Dans une réunion que j'animais, j'ai entendu un frère exprimer sa reconnaissance
envers un psychiatre qui avait été capable d'écouter sa confusion et de s'en tenir là. En
effet, les frères et sœurs craignent de sortir avec une étiquette, ils appréhendent qu'on
leur confirme l'idée qu'ils sont eux-mêmes malades. Ils consultent très peu. Il ne faut
pas les voir d'emblée comme des malades potentiels. Souvent, ils restent dans la salle
d'attente dans l'espoir qu'on vienne les voir, mais ils ne demandent jamais rien.
L'UNAFAM a mis en place des réunions thématiques réservées aux frères et sœurs.
Elles sont organisées dans un endroit qui n'est pas un lieu de soin, où le temps est
réservé aux frères et sœurs et où ils peuvent rencontrer un psychiatre et moi-même
pour débattre des questions qui les préoccupent.
L'enquête évoque également le retentissement de la maladie. Ils sont tous inquiets
d'être également malades, ils se demandent s'ils vont transmettre la maladie, etc. Les
frères et sœurs expliquent que, impliqués ou non, ils sont touchés de fait. Je citerai
cette phrase d'une sœur qui disait «j'ai absorbé les délires de mon frère comme une
éponge », ou d'un frère de 22 ans : «j'étais le confident de tous ses délires ». Les
chiffres de l'enquête sont éloquents. 43 % des frères et sœurs disent s'être sentis en
danger. Cette peur est très rarement formulée, ni auprès de parents, ni auprès des
soignants, ils continuent ainsi à vivre, pour certains avec la peur au ventre. 53 %
pensent que la maladie de leur frère ou sœur à des répercussions sur leur propre santé,
somatique ou psychique, avec un pic chez les 10 à 21 ans. 30 % affirment qu'ils
n'auront pas d'enfant de peur de transmettre la maladie: ce chiffre me fait dire qu'il
faut informer et accompagner les questions que cette information suscite.
Comment les frères et sœurs font-ils face? Ils réagissent en fait de manière très
déconcertante et parfois très risquée. La première réaction est la prise de distance: les
frères et sœurs s'en vont en laissant les parents se débrouiller avec le malade. La
phrase que j'ai beaucoup retrouvée est « c'était lui ou moi ». On voit par la suite que
ceux qu'on a laissés s'éloigner, faire des allers-retours, ont des rapports plus apaisés
avec le malade. La seconde réaction est la mise au défi de sa propre santé psychique,
afin d'expérimenter si on est atteint ou non. Le sujet se met alors en situation à risque
afin de revenir plus fort. Beaucoup se sont mis dans des situations type voyages
extrêmes, fréquentation de groupes marginaux, prise de toxiques, missions
humanitaires, etc. Il s'agit ici de tester sa capacité à tenir et à revenir. Il faut souligner
que certains ne reviennent pas et s'enlisent notamment dans des conduites addictives.

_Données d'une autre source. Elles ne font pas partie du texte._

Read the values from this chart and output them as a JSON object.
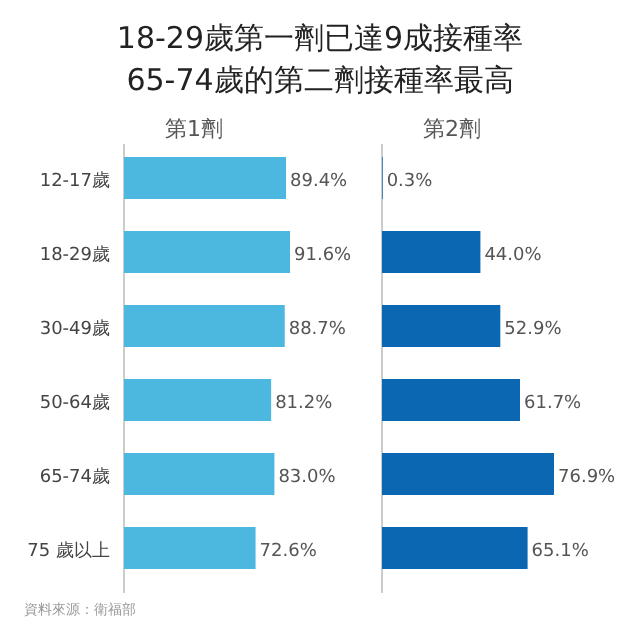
{
  "chart_data": [
    {
      "type": "other",
      "title": "18-29歲第一劑已達9成接種率",
      "subtitle": "65-74歲的第二劑接種率最高",
      "annotations": [
        "資料來源：衛福部"
      ]
    },
    {
      "type": "bar",
      "orientation": "horizontal",
      "title": "第1劑",
      "categories": [
        "12-17歲",
        "18-29歲",
        "30-49歲",
        "50-64歲",
        "65-74歲",
        "75 歲以上"
      ],
      "values": [
        89.4,
        91.6,
        88.7,
        81.2,
        83.0,
        72.6
      ],
      "value_labels": [
        "89.4%",
        "91.6%",
        "88.7%",
        "81.2%",
        "83.0%",
        "72.6%"
      ],
      "color": "#4db8df"
    },
    {
      "type": "bar",
      "orientation": "horizontal",
      "title": "第2劑",
      "categories": [
        null,
        null,
        null,
        null,
        null,
        null
      ],
      "values": [
        0.3,
        44.0,
        52.9,
        61.7,
        76.9,
        65.1
      ],
      "value_labels": [
        "0.3%",
        "44.0%",
        "52.9%",
        "61.7%",
        "76.9%",
        "65.1%"
      ],
      "color": "#0b67b2"
    }
  ]
}
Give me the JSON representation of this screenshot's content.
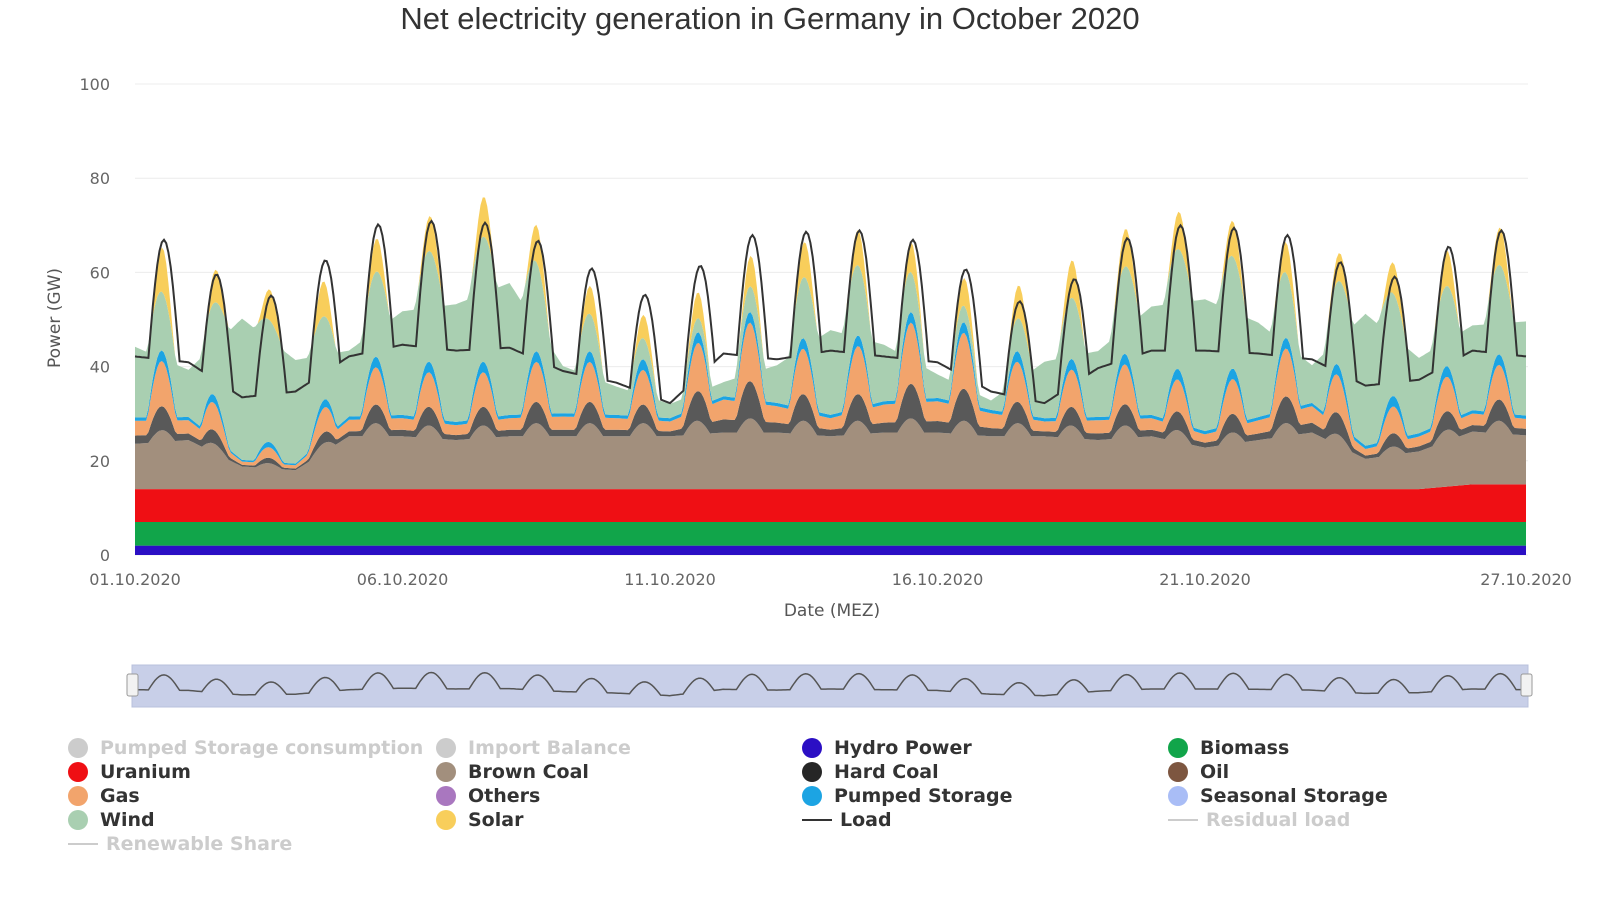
{
  "chart_data": {
    "type": "area",
    "title": "Net electricity generation in Germany in October 2020",
    "xlabel": "Date (MEZ)",
    "ylabel": "Power (GW)",
    "ylim": [
      0,
      100
    ],
    "yticks": [
      "0",
      "20",
      "40",
      "60",
      "80",
      "100"
    ],
    "xticks": [
      "01.10.2020",
      "06.10.2020",
      "11.10.2020",
      "16.10.2020",
      "21.10.2020",
      "27.10.2020"
    ],
    "grid": true,
    "stacked": true,
    "dates": [
      "01.10",
      "02.10",
      "03.10",
      "04.10",
      "05.10",
      "06.10",
      "07.10",
      "08.10",
      "09.10",
      "10.10",
      "11.10",
      "12.10",
      "13.10",
      "14.10",
      "15.10",
      "16.10",
      "17.10",
      "18.10",
      "19.10",
      "20.10",
      "21.10",
      "22.10",
      "23.10",
      "24.10",
      "25.10",
      "26.10",
      "27.10"
    ],
    "series": [
      {
        "name": "Hydro Power",
        "color": "#2b0fc4",
        "values": [
          2,
          2,
          2,
          2,
          2,
          2,
          2,
          2,
          2,
          2,
          2,
          2,
          2,
          2,
          2,
          2,
          2,
          2,
          2,
          2,
          2,
          2,
          2,
          2,
          2,
          2,
          2
        ]
      },
      {
        "name": "Biomass",
        "color": "#11a54a",
        "values": [
          5,
          5,
          5,
          5,
          5,
          5,
          5,
          5,
          5,
          5,
          5,
          5,
          5,
          5,
          5,
          5,
          5,
          5,
          5,
          5,
          5,
          5,
          5,
          5,
          5,
          5,
          5
        ]
      },
      {
        "name": "Uranium",
        "color": "#ef0f14",
        "values": [
          7,
          7,
          7,
          7,
          7,
          7,
          7,
          7,
          7,
          7,
          7,
          7,
          7,
          7,
          7,
          7,
          7,
          7,
          7,
          7,
          7,
          7,
          7,
          7,
          7,
          8,
          8
        ]
      },
      {
        "name": "Brown Coal",
        "color": "#a28f7d",
        "values": [
          12,
          13,
          6,
          5,
          14,
          14,
          13,
          14,
          14,
          14,
          14,
          15,
          15,
          14,
          15,
          15,
          14,
          14,
          13,
          14,
          11,
          13,
          15,
          8,
          10,
          14,
          13
        ]
      },
      {
        "name": "Hard Coal",
        "color": "#595959",
        "values": [
          5,
          4,
          1,
          1,
          3,
          4,
          3,
          4,
          4,
          4,
          3,
          8,
          6,
          4,
          6,
          7,
          5,
          3,
          4,
          4,
          3,
          4,
          6,
          2,
          3,
          4,
          4
        ]
      },
      {
        "name": "Gas",
        "color": "#f2a46c",
        "values": [
          9,
          8,
          2,
          2,
          7,
          7,
          6,
          7,
          8,
          7,
          6,
          12,
          10,
          7,
          11,
          12,
          9,
          6,
          8,
          7,
          5,
          8,
          10,
          4,
          6,
          7,
          6
        ]
      },
      {
        "name": "Pumped Storage",
        "color": "#1ca4e3",
        "values": [
          2,
          2,
          1,
          1,
          2,
          2,
          2,
          2,
          2,
          2,
          2,
          2,
          2,
          2,
          2,
          2,
          2,
          2,
          2,
          2,
          2,
          2,
          2,
          2,
          2,
          2,
          2
        ]
      },
      {
        "name": "Wind",
        "color": "#a9cfb1",
        "values": [
          15,
          10,
          30,
          22,
          14,
          22,
          25,
          28,
          10,
          6,
          3,
          3,
          8,
          18,
          12,
          5,
          2,
          12,
          14,
          23,
          28,
          20,
          8,
          28,
          16,
          18,
          20
        ]
      },
      {
        "name": "Solar",
        "color": "#f8ce5b",
        "values": [
          10,
          9,
          5,
          8,
          7,
          7,
          8,
          9,
          7,
          5,
          5,
          6,
          7,
          8,
          7,
          6,
          6,
          8,
          8,
          8,
          8,
          7,
          6,
          6,
          7,
          8,
          8
        ]
      }
    ],
    "load": {
      "name": "Load",
      "color": "#333333",
      "values": [
        68,
        66,
        54,
        56,
        68,
        72,
        70,
        71,
        63,
        59,
        52,
        69,
        67,
        70,
        68,
        66,
        56,
        52,
        64,
        70,
        70,
        69,
        67,
        58,
        60,
        70,
        68
      ]
    }
  },
  "legend": [
    {
      "label": "Pumped Storage consumption",
      "color": "#cccccc",
      "shape": "circle",
      "hidden": true
    },
    {
      "label": "Import Balance",
      "color": "#cccccc",
      "shape": "circle",
      "hidden": true
    },
    {
      "label": "Hydro Power",
      "color": "#2b0fc4",
      "shape": "circle",
      "hidden": false
    },
    {
      "label": "Biomass",
      "color": "#11a54a",
      "shape": "circle",
      "hidden": false
    },
    {
      "label": "Uranium",
      "color": "#ef0f14",
      "shape": "circle",
      "hidden": false
    },
    {
      "label": "Brown Coal",
      "color": "#a28f7d",
      "shape": "circle",
      "hidden": false
    },
    {
      "label": "Hard Coal",
      "color": "#262626",
      "shape": "circle",
      "hidden": false
    },
    {
      "label": "Oil",
      "color": "#7d5640",
      "shape": "circle",
      "hidden": false
    },
    {
      "label": "Gas",
      "color": "#f2a46c",
      "shape": "circle",
      "hidden": false
    },
    {
      "label": "Others",
      "color": "#a977bf",
      "shape": "circle",
      "hidden": false
    },
    {
      "label": "Pumped Storage",
      "color": "#1ca4e3",
      "shape": "circle",
      "hidden": false
    },
    {
      "label": "Seasonal Storage",
      "color": "#a9bdf6",
      "shape": "circle",
      "hidden": false
    },
    {
      "label": "Wind",
      "color": "#a9cfb1",
      "shape": "circle",
      "hidden": false
    },
    {
      "label": "Solar",
      "color": "#f8ce5b",
      "shape": "circle",
      "hidden": false
    },
    {
      "label": "Load",
      "color": "#333333",
      "shape": "line",
      "hidden": false
    },
    {
      "label": "Residual load",
      "color": "#cccccc",
      "shape": "line",
      "hidden": true
    },
    {
      "label": "Renewable Share",
      "color": "#cccccc",
      "shape": "line",
      "hidden": true
    }
  ],
  "navigator": {
    "fill": "#c8cfe8",
    "line_color": "#555555"
  }
}
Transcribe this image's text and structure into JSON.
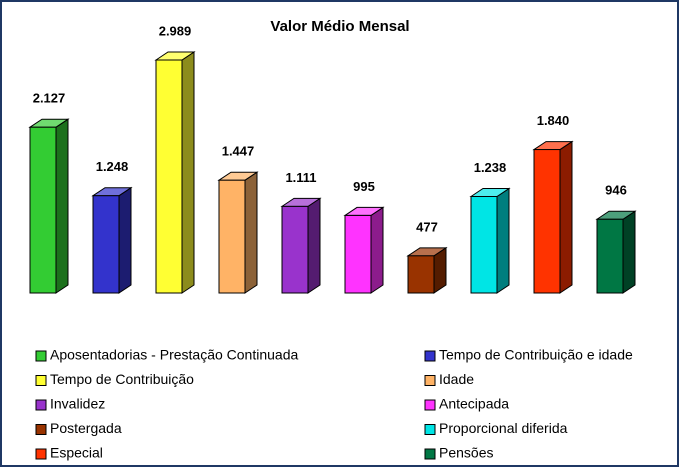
{
  "chart_data": {
    "type": "bar3d",
    "title": "Valor Médio Mensal",
    "categories": [
      "Aposentadorias - Prestação Continuada",
      "Tempo de Contribuição e idade",
      "Tempo de Contribuição",
      "Idade",
      "Invalidez",
      "Antecipada",
      "Postergada",
      "Proporcional diferida",
      "Especial",
      "Pensões"
    ],
    "values": [
      2127,
      1248,
      2989,
      1447,
      1111,
      995,
      477,
      1238,
      1840,
      946
    ],
    "value_labels": [
      "2.127",
      "1.248",
      "2.989",
      "1.447",
      "1.111",
      "995",
      "477",
      "1.238",
      "1.840",
      "946"
    ],
    "colors": [
      "#33cc33",
      "#3333cc",
      "#ffff33",
      "#ffb366",
      "#9933cc",
      "#ff33ff",
      "#993300",
      "#00e5e5",
      "#ff3300",
      "#007744"
    ],
    "legend": "bottom"
  }
}
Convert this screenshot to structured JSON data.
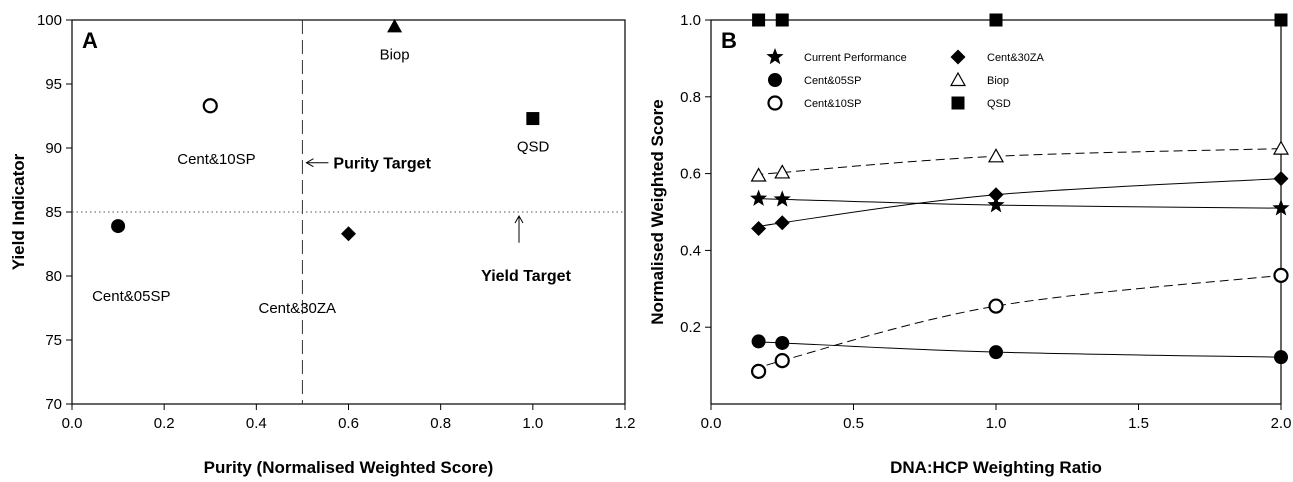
{
  "chart_data": [
    {
      "panel": "A",
      "type": "scatter",
      "xlabel": "Purity (Normalised Weighted Score)",
      "ylabel": "Yield Indicator",
      "xlim": [
        0.0,
        1.2
      ],
      "ylim": [
        70,
        100
      ],
      "xticks": [
        "0.0",
        "0.2",
        "0.4",
        "0.6",
        "0.8",
        "1.0",
        "1.2"
      ],
      "yticks": [
        "70",
        "75",
        "80",
        "85",
        "90",
        "95",
        "100"
      ],
      "grid": false,
      "points": [
        {
          "name": "Cent&05SP",
          "x": 0.1,
          "y": 83.9,
          "marker": "filled-circle"
        },
        {
          "name": "Cent&10SP",
          "x": 0.3,
          "y": 93.3,
          "marker": "open-circle"
        },
        {
          "name": "Cent&30ZA",
          "x": 0.6,
          "y": 83.3,
          "marker": "filled-diamond"
        },
        {
          "name": "Biop",
          "x": 0.7,
          "y": 99.5,
          "marker": "filled-triangle"
        },
        {
          "name": "QSD",
          "x": 1.0,
          "y": 92.3,
          "marker": "filled-square"
        }
      ],
      "reference_lines": [
        {
          "orientation": "vertical",
          "value": 0.5,
          "style": "dashed",
          "label": "Purity Target"
        },
        {
          "orientation": "horizontal",
          "value": 85,
          "style": "dotted",
          "label": "Yield Target"
        }
      ]
    },
    {
      "panel": "B",
      "type": "line",
      "xlabel": "DNA:HCP Weighting Ratio",
      "ylabel": "Normalised Weighted Score",
      "xlim": [
        0.0,
        2.0
      ],
      "ylim": [
        0.0,
        1.0
      ],
      "xticks": [
        "0.0",
        "0.5",
        "1.0",
        "1.5",
        "2.0"
      ],
      "yticks": [
        "0.2",
        "0.4",
        "0.6",
        "0.8",
        "1.0"
      ],
      "grid": false,
      "legend_placement": "top",
      "x": [
        0.167,
        0.25,
        1.0,
        2.0
      ],
      "series": [
        {
          "name": "Current Performance",
          "marker": "star",
          "line": "solid",
          "values": [
            0.535,
            0.533,
            0.518,
            0.51
          ]
        },
        {
          "name": "Cent&05SP",
          "marker": "filled-circle",
          "line": "solid",
          "values": [
            0.163,
            0.159,
            0.135,
            0.122
          ]
        },
        {
          "name": "Cent&10SP",
          "marker": "open-circle",
          "line": "dashed",
          "values": [
            0.085,
            0.113,
            0.255,
            0.335
          ]
        },
        {
          "name": "Cent&30ZA",
          "marker": "filled-diamond",
          "line": "solid",
          "values": [
            0.457,
            0.472,
            0.545,
            0.587
          ]
        },
        {
          "name": "Biop",
          "marker": "open-triangle",
          "line": "dashed",
          "values": [
            0.595,
            0.603,
            0.645,
            0.665
          ]
        },
        {
          "name": "QSD",
          "marker": "filled-square",
          "line": "solid",
          "values": [
            1.0,
            1.0,
            1.0,
            1.0
          ]
        }
      ]
    }
  ]
}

Le frère, «cet autre qui aurait pu être moi », doit faire l'expérience de ce qui le
différencie de son frère ou de sa sœur malade. Quand je les vois, ils sont souvent
coincés dans une problématique de destin. A tel point que nous avons posé 1
'hypothèse de délire par empathie fraternelle. Certains ont expliqué être passés par des
temps délirants, et quelques-uns s'y sont enlisés. D'autres ont l'impression de ne plus
avoir de famille car l'autre y a pris toute la place.
. Pour conclure, je présenterai quelques points qui peuvent être des pistes pour
les soignants.
.Reconnaître que les frères et sœurs sont concernés
Cela semble évident mais cela ne l'est pas pour eux: il faut tenir pour vrai ce qu'ils
disent VIvre.
.Reconnaître qu'ils ne sont pas qu'une complication supplémentaire mais qu'ils sont
aussi une source de richesse
Ils appartiennent souvent à la même génération que leur frère ou sœur et peuvent
l'aider à respecter son âge et à ne pas s'installer dans une position d'éternel enfant.
.Donner aux familles une information partageable par tous
Quand on cloisonne l'information, on cloisonne la communication et les relations
familiales. Il faudrait chercher le plus petit dénominateur commun de l'information.
.Ne pas voir les frères et sœurs comme une population à risque
Ils le font déjà eux-mêmes: les enfermer dans cette logique, c'est les fragiliser.